Before leaving us in 2001 at the tragically ripe young age of 49, writer Douglas Adams bestowed the much beloved Hitchhiker’s Guide to the Galaxy series upon us (a trilogy in five parts). And though it was the story of a confused Earthling named Arthur Dent and his unintentional adventures among space aliens, starships, impossible situations, cosmically awful poetry, and high-tech gadgetry, Adams wrote that even the low-tech towel had a very important place in the hierarchy of things that should always be carried upon one’s person at all times.

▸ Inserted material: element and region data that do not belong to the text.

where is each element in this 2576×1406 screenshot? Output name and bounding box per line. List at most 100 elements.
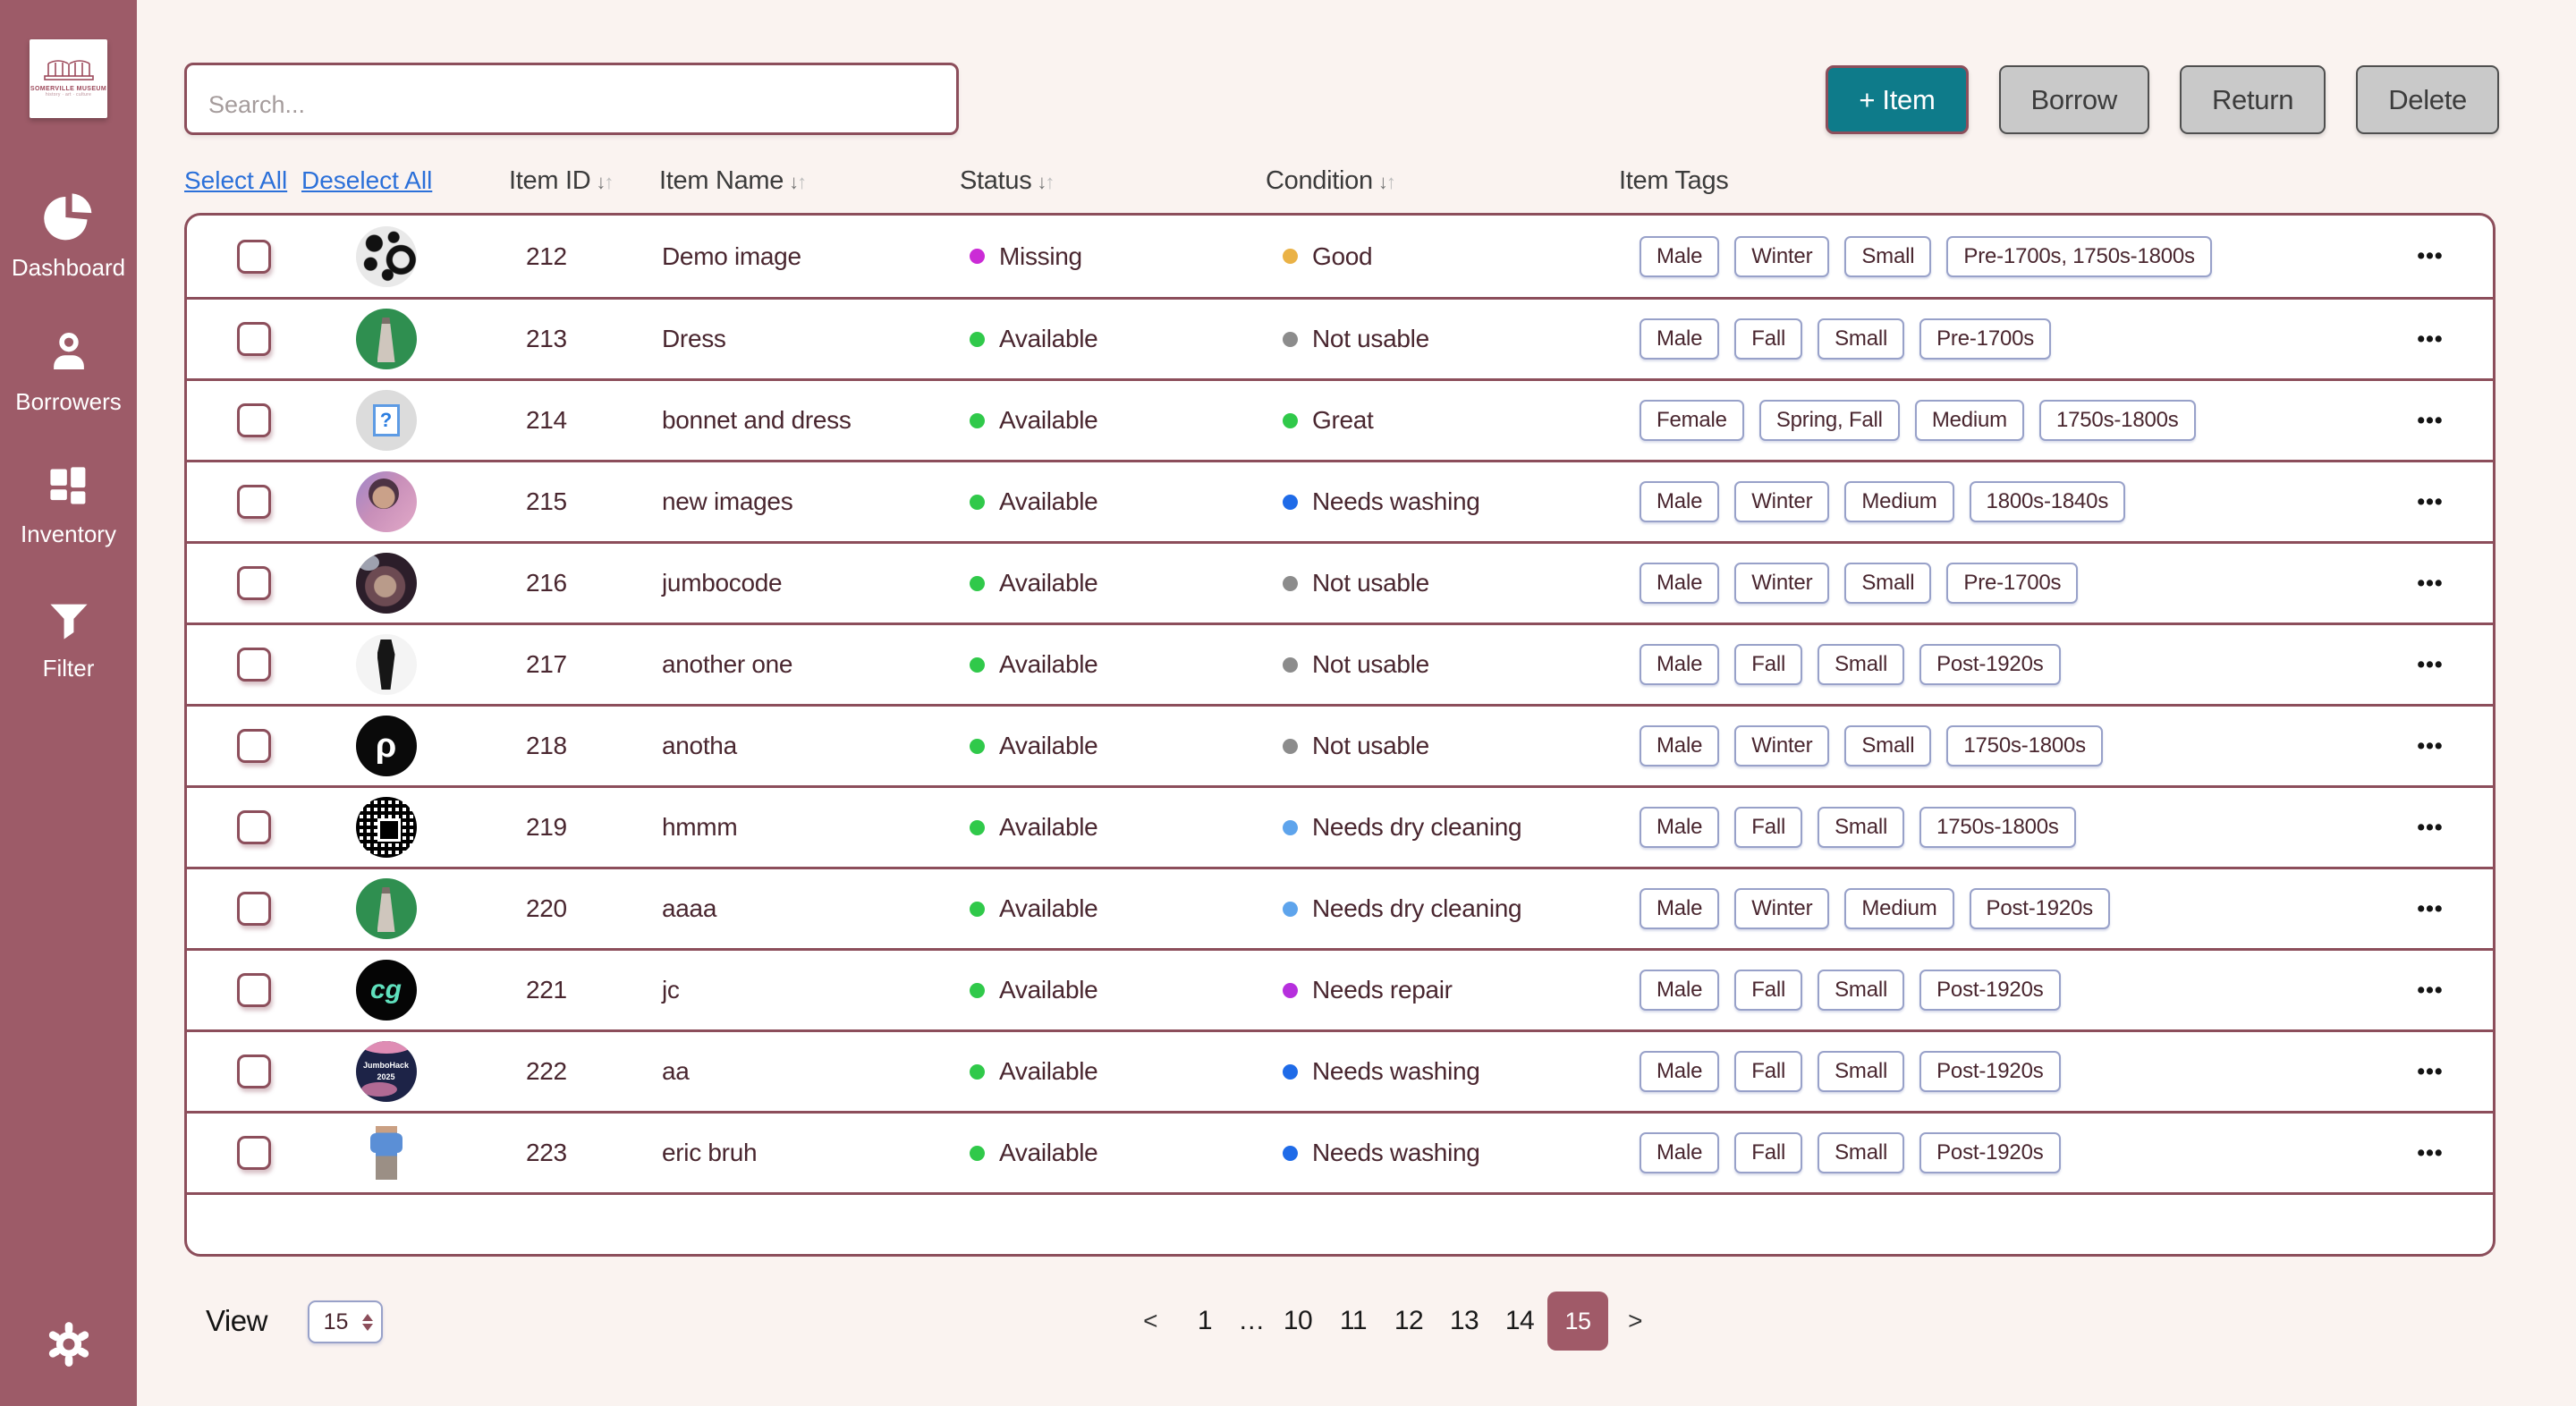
row-menu-button[interactable]: •••	[2368, 896, 2493, 922]
view-label: View	[206, 1304, 267, 1338]
row-checkbox[interactable]	[237, 648, 271, 682]
delete-button[interactable]: Delete	[2356, 65, 2499, 134]
status-dot-icon	[970, 820, 985, 835]
tag-chip: Winter	[1734, 563, 1829, 604]
tag-chip: Pre-1700s	[1946, 563, 2078, 604]
row-menu-button[interactable]: •••	[2368, 571, 2493, 597]
item-id: 218	[451, 732, 639, 760]
row-menu-button[interactable]: •••	[2368, 326, 2493, 352]
tag-chip: 1750s-1800s	[1919, 807, 2076, 848]
sort-icon: ↓↑	[1378, 171, 1394, 193]
item-name: aaaa	[639, 894, 943, 923]
row-menu-button[interactable]: •••	[2368, 733, 2493, 759]
tag-chip: Male	[1640, 888, 1719, 929]
table-row[interactable]: ρ 218 anotha Available Not usable MaleWi…	[187, 704, 2493, 785]
borrow-button[interactable]: Borrow	[1999, 65, 2149, 134]
row-menu-button[interactable]: •••	[2368, 1140, 2493, 1166]
tag-chip: Fall	[1734, 318, 1802, 360]
tag-chip: Post-1920s	[1970, 888, 2110, 929]
item-tags: MaleFallSmallPost-1920s	[1627, 1051, 2368, 1092]
table-row[interactable]: JumboHack 2025 222 aa Available Needs wa…	[187, 1029, 2493, 1111]
table-row[interactable]: cg 221 jc Available Needs repair MaleFal…	[187, 948, 2493, 1029]
tag-chip: Winter	[1734, 236, 1829, 277]
item-thumbnail	[356, 471, 417, 532]
page-button[interactable]: 13	[1436, 1306, 1492, 1336]
tag-chip: Male	[1640, 236, 1719, 277]
tag-chip: Male	[1640, 970, 1719, 1011]
table-row[interactable]: 216 jumbocode Available Not usable MaleW…	[187, 541, 2493, 623]
tag-chip: Male	[1640, 644, 1719, 685]
row-menu-button[interactable]: •••	[2368, 489, 2493, 515]
column-header-condition[interactable]: Condition↓↑	[1266, 166, 1394, 196]
table-row[interactable]: 217 another one Available Not usable Mal…	[187, 623, 2493, 704]
row-checkbox[interactable]	[237, 485, 271, 519]
row-checkbox[interactable]	[237, 973, 271, 1007]
page-button[interactable]: 11	[1326, 1306, 1381, 1336]
page-button[interactable]: 10	[1270, 1306, 1326, 1336]
condition-dot-icon	[1283, 820, 1298, 835]
row-menu-button[interactable]: •••	[2368, 815, 2493, 841]
return-button[interactable]: Return	[2180, 65, 2326, 134]
row-checkbox[interactable]	[237, 1136, 271, 1170]
next-page-button[interactable]: >	[1608, 1307, 1662, 1335]
row-menu-button[interactable]: •••	[2368, 652, 2493, 678]
table-row[interactable]: 223 eric bruh Available Needs washing Ma…	[187, 1111, 2493, 1192]
page-button-active[interactable]: 15	[1547, 1292, 1608, 1351]
page-size-select[interactable]: 15	[308, 1300, 383, 1343]
select-all-link[interactable]: Select All	[184, 166, 287, 195]
museum-building-icon	[43, 60, 95, 83]
table-row[interactable]: 219 hmmm Available Needs dry cleaning Ma…	[187, 785, 2493, 867]
status-dot-icon	[970, 495, 985, 510]
row-menu-button[interactable]: •••	[2368, 243, 2493, 269]
row-checkbox[interactable]	[237, 1054, 271, 1088]
table-row[interactable]: 220 aaaa Available Needs dry cleaning Ma…	[187, 867, 2493, 948]
row-checkbox[interactable]	[237, 566, 271, 600]
tag-chip: Post-1920s	[1919, 644, 2060, 685]
row-checkbox[interactable]	[237, 729, 271, 763]
page-button[interactable]: 14	[1492, 1306, 1547, 1336]
column-header-item-name[interactable]: Item Name↓↑	[659, 166, 805, 196]
tag-chip: Small	[1844, 236, 1931, 277]
deselect-all-link[interactable]: Deselect All	[301, 166, 432, 195]
sidebar-item-borrowers[interactable]: Borrowers	[0, 329, 137, 416]
table-row[interactable]: ? 214 bonnet and dress Available Great F…	[187, 378, 2493, 460]
item-condition: Needs washing	[1256, 1057, 1627, 1086]
table-row[interactable]: 212 Demo image Missing Good MaleWinterSm…	[187, 216, 2493, 297]
item-condition: Needs dry cleaning	[1256, 894, 1627, 923]
table-row[interactable]: 215 new images Available Needs washing M…	[187, 460, 2493, 541]
row-checkbox[interactable]	[237, 322, 271, 356]
add-item-button[interactable]: + Item	[1826, 65, 1968, 134]
row-menu-button[interactable]: •••	[2368, 1059, 2493, 1085]
avatar-glyph: JumboHack 2025	[356, 1060, 417, 1082]
page-button[interactable]: 1	[1177, 1306, 1233, 1336]
condition-dot-icon	[1283, 983, 1298, 998]
prev-page-button[interactable]: <	[1123, 1307, 1177, 1335]
tag-chip: Medium	[1915, 400, 2024, 441]
table-row[interactable]: 213 Dress Available Not usable MaleFallS…	[187, 297, 2493, 378]
status-dot-icon	[970, 739, 985, 754]
row-menu-button[interactable]: •••	[2368, 978, 2493, 1004]
column-header-status[interactable]: Status↓↑	[960, 166, 1053, 196]
sidebar-item-filter[interactable]: Filter	[0, 597, 137, 682]
item-condition: Good	[1256, 242, 1627, 271]
grid-icon	[46, 463, 92, 510]
row-menu-button[interactable]: •••	[2368, 408, 2493, 434]
row-checkbox[interactable]	[237, 240, 271, 274]
settings-button[interactable]	[0, 1321, 137, 1372]
item-thumbnail	[356, 226, 417, 287]
tag-chip: Small	[1844, 563, 1931, 604]
page-button[interactable]: 12	[1381, 1306, 1436, 1336]
row-checkbox[interactable]	[237, 892, 271, 926]
row-checkbox[interactable]	[237, 403, 271, 437]
column-header-item-id[interactable]: Item ID↓↑	[509, 166, 612, 196]
item-tags: MaleFallSmallPre-1700s	[1627, 318, 2368, 360]
tag-chip: Fall	[1734, 644, 1802, 685]
item-id: 212	[451, 242, 639, 271]
item-status: Available	[943, 976, 1256, 1004]
row-checkbox[interactable]	[237, 810, 271, 844]
sidebar-item-dashboard[interactable]: Dashboard	[0, 191, 137, 282]
sidebar-item-inventory[interactable]: Inventory	[0, 463, 137, 548]
search-input[interactable]	[184, 63, 959, 135]
item-tags: MaleWinterMediumPost-1920s	[1627, 888, 2368, 929]
museum-logo[interactable]: SOMERVILLE MUSEUM history · art · cultur…	[30, 39, 107, 118]
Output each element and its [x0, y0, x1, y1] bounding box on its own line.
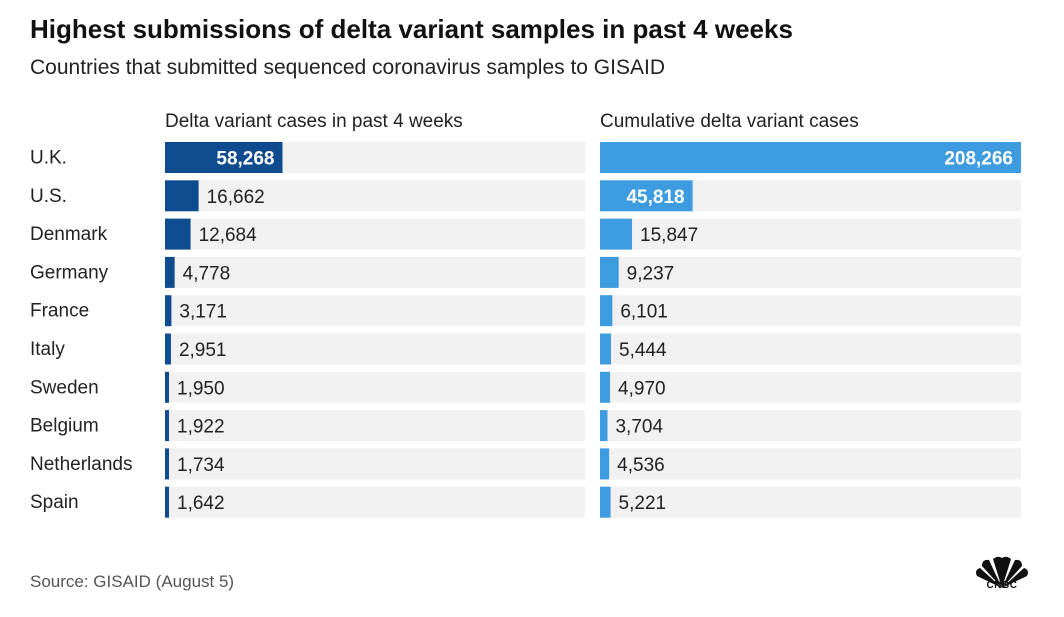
bar-track — [600, 295, 1021, 327]
bar — [600, 180, 693, 212]
bar-track — [165, 333, 585, 365]
bar-value-label: 1,950 — [177, 378, 225, 399]
country-label: U.S. — [30, 186, 67, 207]
bar-track — [165, 295, 585, 327]
bar-value-label: 5,221 — [619, 493, 667, 514]
bar-value-label: 3,704 — [615, 417, 663, 438]
bar-track — [165, 371, 585, 403]
bar-track — [165, 218, 585, 250]
country-label: Italy — [30, 339, 65, 360]
bar-track — [165, 486, 585, 518]
bar — [165, 218, 191, 250]
bar-value-label: 1,734 — [177, 455, 225, 476]
bar-track — [600, 486, 1021, 518]
bar — [600, 371, 611, 403]
bar — [165, 142, 283, 173]
bar-track — [600, 218, 1021, 250]
country-label: Sweden — [30, 377, 99, 398]
bar-value-label: 4,778 — [183, 263, 231, 284]
bar-track — [600, 371, 1021, 403]
logo-wordmark: CNBC — [986, 580, 1018, 591]
bar — [600, 410, 608, 442]
bar — [600, 142, 1021, 173]
bar — [600, 218, 633, 250]
peacock-logo-icon — [976, 556, 1028, 588]
bar-value-label: 2,951 — [179, 340, 227, 361]
bar-track — [165, 410, 585, 442]
bar — [600, 256, 619, 288]
bar — [165, 486, 169, 518]
country-label: Germany — [30, 262, 109, 283]
bar-value-label: 4,970 — [618, 378, 666, 399]
bar-value-label: 6,101 — [620, 302, 668, 323]
bar — [165, 448, 169, 480]
bar-value-label: 5,444 — [619, 340, 667, 361]
bar-value-label: 9,237 — [627, 263, 675, 284]
bar-value-label: 12,684 — [199, 225, 258, 246]
bar-value-label: 58,268 — [216, 149, 274, 170]
bar-track — [600, 333, 1021, 365]
bar-value-label: 15,847 — [640, 225, 698, 246]
country-label: Spain — [30, 492, 79, 513]
country-label: Netherlands — [30, 454, 132, 475]
bar — [165, 256, 175, 288]
bar-track — [165, 256, 585, 288]
bar — [165, 180, 199, 212]
chart-title: Highest submissions of delta variant sam… — [30, 14, 793, 44]
bar — [600, 295, 613, 327]
bar-value-label: 208,266 — [944, 149, 1013, 170]
source-note: Source: GISAID (August 5) — [30, 572, 235, 591]
bar-value-label: 4,536 — [617, 455, 665, 476]
bar-track — [600, 448, 1021, 480]
country-label: U.K. — [30, 148, 67, 169]
bar — [165, 333, 171, 365]
bar-value-label: 45,818 — [626, 187, 684, 208]
chart-subtitle: Countries that submitted sequenced coron… — [30, 56, 665, 79]
country-label: Denmark — [30, 224, 108, 245]
country-label: Belgium — [30, 416, 99, 437]
bar — [165, 410, 169, 442]
bar — [165, 295, 172, 327]
bar-value-label: 16,662 — [207, 187, 265, 208]
bar-track — [600, 256, 1021, 288]
bar-track — [165, 448, 585, 480]
bar — [600, 333, 612, 365]
bar — [600, 448, 610, 480]
bar-value-label: 1,922 — [177, 417, 225, 438]
panel-title: Cumulative delta variant cases — [600, 111, 859, 132]
panel-title: Delta variant cases in past 4 weeks — [165, 111, 463, 132]
bar-value-label: 1,642 — [177, 493, 225, 514]
country-label: France — [30, 301, 89, 322]
bar-track — [165, 180, 585, 212]
bar — [600, 486, 611, 518]
bar — [165, 371, 169, 403]
bar-track — [600, 410, 1021, 442]
bar-value-label: 3,171 — [179, 302, 227, 323]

“A towel, The Hitchhiker’s Guide to the Galaxy says, is about the most massively useful thing an interstellar hitchhiker can have. Partly it has great practical value. You can wrap it around you for warmth as you bound across the cold moons of Jaglan Beta; you can lie on it on the brilliant marble-sanded beaches of Santraginus V, inhaling the heady sea vapors; you can sleep under it beneath the stars which shine so redly on the desert world of Kakrafoon; use it to sail a miniraft down the slow heavy River Moth; wet it for use in hand-to-hand-combat; wrap it round your head to ward off noxious fumes or avoid the gaze of the Ravenous Bugblatter Beast of Traal (such a mind-boggingly stupid animal, it assumes that if you can’t see it, it can’t see you); you can wave your towel in emergencies as a distress signal, and of course dry yourself off with it if it still seems to be clean enough.” — Douglas Adams, The Hitchhiker’s Guide to the Galaxy
In honor of Douglas Adams’ contributions to the world (not just with his Hitchhiker’s Guide to the Galaxy series, but with projects from writing for Doctor Who to collaborating with Monty Python to wildlife conservation to naming a Pink Floyd album and beyond), we celebrate Towel Day every May 25th. But while we’re at it, why don’t we have a Towel Week? Seems perfectly reasonable. Happy Towel Week, everyone!